What is the ratio of volumes of a regular tetrahedron and the smallest cube that can encompass it?

Let's start with getting the volume of a tetrahedron. A tetrahedron is a pyramid on a triangle base, so the volume of the object would be V=1/3*Ab*H (where Ab=area of base, and H=height). The height is obtained by H=1/3*√6*a (where a=the length of a side of the tetrahedron). The area of the base is obtained by Ab=1/4*√3*a². Substituting into and compounding volume equation we obtain V=1/12*√2*a³.

Now we will find the volume of a cube. That's pretty easy as it is the side of the cube, we'll call it s, cubed. Therefore V=s³.
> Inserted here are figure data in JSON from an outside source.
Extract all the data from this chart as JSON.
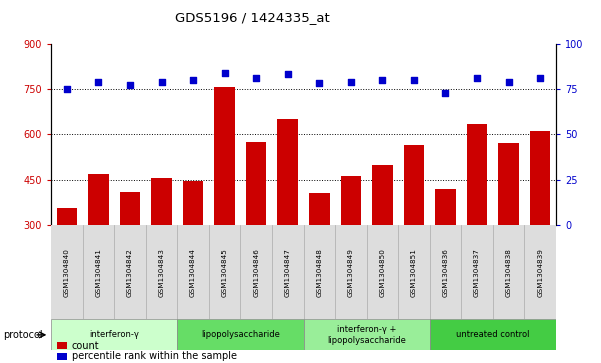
{
  "title": "GDS5196 / 1424335_at",
  "samples": [
    "GSM1304840",
    "GSM1304841",
    "GSM1304842",
    "GSM1304843",
    "GSM1304844",
    "GSM1304845",
    "GSM1304846",
    "GSM1304847",
    "GSM1304848",
    "GSM1304849",
    "GSM1304850",
    "GSM1304851",
    "GSM1304836",
    "GSM1304837",
    "GSM1304838",
    "GSM1304839"
  ],
  "counts": [
    355,
    468,
    408,
    455,
    445,
    755,
    575,
    650,
    405,
    463,
    498,
    565,
    420,
    635,
    570,
    610
  ],
  "percentile_ranks": [
    75,
    79,
    77,
    79,
    80,
    84,
    81,
    83,
    78,
    79,
    80,
    80,
    73,
    81,
    79,
    81
  ],
  "groups": [
    {
      "label": "interferon-γ",
      "start": 0,
      "end": 4,
      "color": "#ccffcc"
    },
    {
      "label": "lipopolysaccharide",
      "start": 4,
      "end": 8,
      "color": "#66dd66"
    },
    {
      "label": "interferon-γ +\nlipopolysaccharide",
      "start": 8,
      "end": 12,
      "color": "#99ee99"
    },
    {
      "label": "untreated control",
      "start": 12,
      "end": 16,
      "color": "#44cc44"
    }
  ],
  "bar_color": "#cc0000",
  "dot_color": "#0000cc",
  "ylim_left": [
    300,
    900
  ],
  "ylim_right": [
    0,
    100
  ],
  "yticks_left": [
    300,
    450,
    600,
    750,
    900
  ],
  "yticks_right": [
    0,
    25,
    50,
    75,
    100
  ],
  "hlines": [
    450,
    600,
    750
  ],
  "legend_count_label": "count",
  "legend_percentile_label": "percentile rank within the sample",
  "protocol_label": "protocol",
  "left_axis_color": "#cc0000",
  "right_axis_color": "#0000cc"
}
Now, we must realize that the largest tetrahedron that will fit inside a cube will do so when the sides of the tetrahedron, a, run along the diagonal of the faces of the cube. Therefore the relationship between s & a is ==> a=√2*s.

Finally, we put the ratio together and substitute with the a=√2*s relationship. From this we get:

Ratio=(1/12*√2*(√2*s)³) / (s³)

and reduce that down to Ratio=1/3. Sorry about the poor description, but hopefully this might help someone.

Posted by DuCk on 2003-04-28 05:02:00